The Rebbe responded, “Faith is not something you have or don’t have; it’s something you must always work toward. And like the physical body, which needs to be fed daily in order to stay alive, the soul, too, needs to be nourished every day.

“How is the soul nourished and fed? Through study, prayer, and constantly reinforcing a sense of trust in the Creator”

Faith is not a gift, it’s a goal.


The Rebbe was once addressing a women’s convention. In the middle of passionately encouraging the women to continue their activism on behalf of the Jewish people, he stopped and said earnestly:

“But when a woman dresses her children in fresh clothing, feeds her children nutritious food, and goes around her home at night making sure that the windows are closed and no draft is blowing on her child, this, too, is avodat Hashem-the holy work of serving God!”

If building communities is holy work, building children is holy of holies.”


The Rebbe was speaking with a prominent leader of the United Jewish Appeal. The subject was a global project the man had initiated to improve the state of Jews around the world.
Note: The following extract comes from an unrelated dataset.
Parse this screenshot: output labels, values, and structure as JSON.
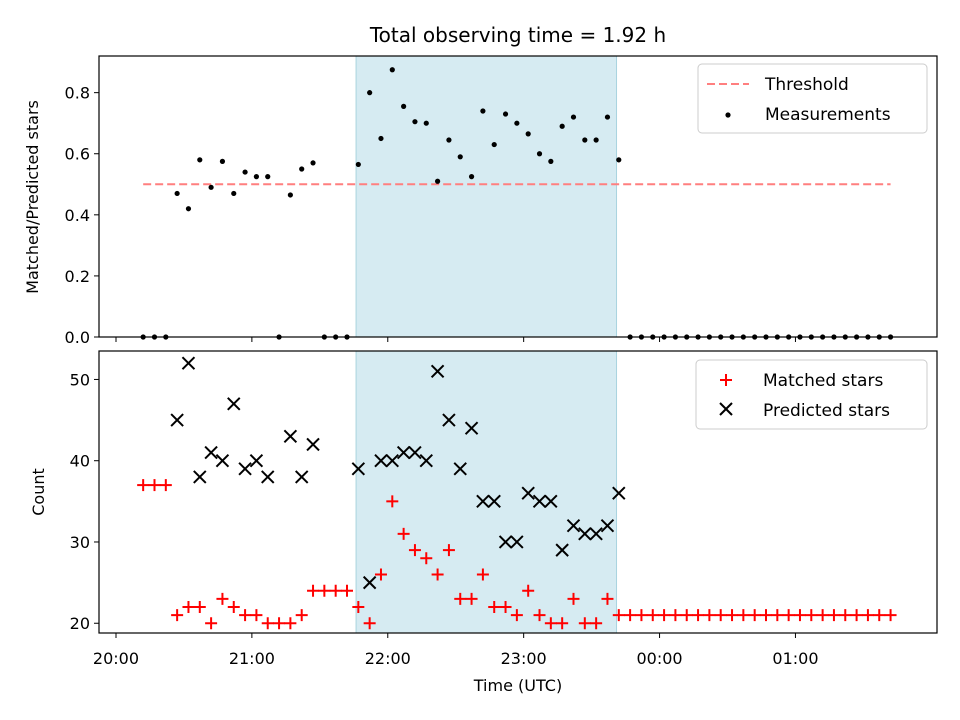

After listening to his ambitious idea, the Rebbe said, “Remember, if you really want to change the world, change yourself first!

“It’s like dropping a stone into a pool of water and watching the concentric circles radiate to the shore. If you strengthen your connection to G-d and behave in a manner which reflects that connection, those around you will be impacted by your example and they, in turn, will influence others. Remember to focus on yourself first”

If you want to affect the world, change yourself first.